Un’Europa che si è trasformata profondamente ed in un tempo complessivamente estremamente ridotto non ha avuto una classe politica capace di accompagnare, gestire e comunicare queste trasformazioni: la paura del nuovo e l’incertezza conseguente, amplificata dagli effetti della crisi economica e finanziaria globale, hanno semplicemente ricondotto ampie fasce dell’elettorato a questi soggetti che avevano alcune caratteristiche semplici ed immediatamente riconoscibili: lontananza dai partiti tradizionali, novità, non essere stati parte di alcun governo precedente, una forte critica all’Europa ed alle sue istituzioni e simboli, un forte richiamo alla tipicità locale/regionale/nazionale, una proposta politica basata sulla disintermediazione politica e una maggiore partecipazione e coinvolgimento diretto.


Il resto lo hanno fatto i “vecchi partiti”: gestendo poco e male la crisi, sottovalutando i fenomeni “esterni” alla tradizione della mediazione parlamentare, non comprendendo la domanda che veniva posta alla politica e snobbando elitariamente i nuovi soggetti politici che si affacciavano sulla scena.
 Un errore non solo di comunicazione che di fatto ha consolidato, trasformato e radicalizzato la forza di tutti questi partiti.
E tuttavia questa apparente “rivoluzione” che si è spesso nutrita di “web come nuovo medium” e morte dei media precedenti, era in sé – da un punto di vista della comunicazione politica – una farsa, un opportunismo che è stato presto compreso dai soggetti stessi della comunicazione e dell’informazione. 
Se guardiamo oggi ciò che avviene nei sistemi dell’informazione politica tradizionale possiamo osservare – sia quantitativamente che qualitativamente – come le nuove star dei programmi di giornalismo ed informazione politica siano proprio i “soggetti esterni” alla cd. politica dei partiti.
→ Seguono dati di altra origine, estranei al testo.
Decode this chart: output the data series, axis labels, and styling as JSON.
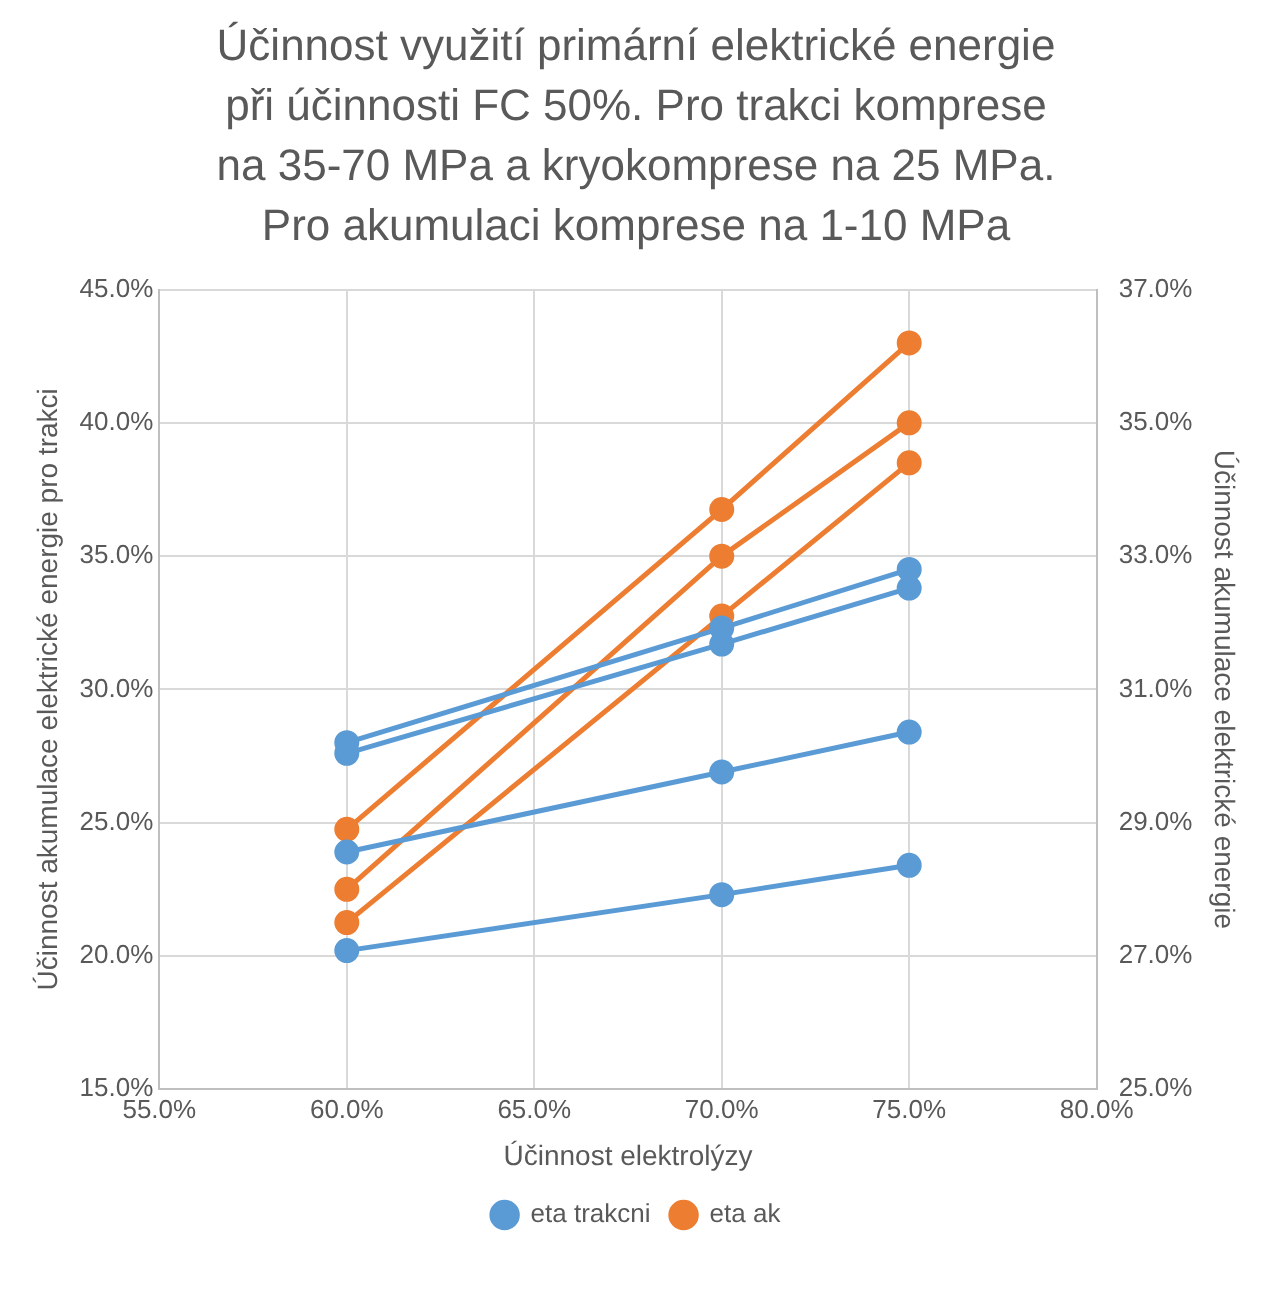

 Lanciati e sostenuti dalla propria organizzazione di supporters in rete, i rappresentanti di tutti questi nuovi soggetti politici sono i veri fenomeni tele-mediatici, capaci di sollevare spesso le sorti dello share dei tradizionali talk-show politici.


Se Donald Trump vale da solo il 50% dello share delle trasmissioni dei dibattiti delle primarie repubblicane americane, non sono da meno in Italia Salvini o Di Battista (per non citare la partecipazione di Grillo a Porta a Porta – segno inequivocabile che la televisione era e resta il medium per eccellenza per la politica di massa), per non parlare della Le Pen in Francia che può dettare tempi e condizioni per qualsiasi intervista, o di come ha riposizionato se stesso Varoufakis dopo le dimissioni da ministro delle finanze in Grecia.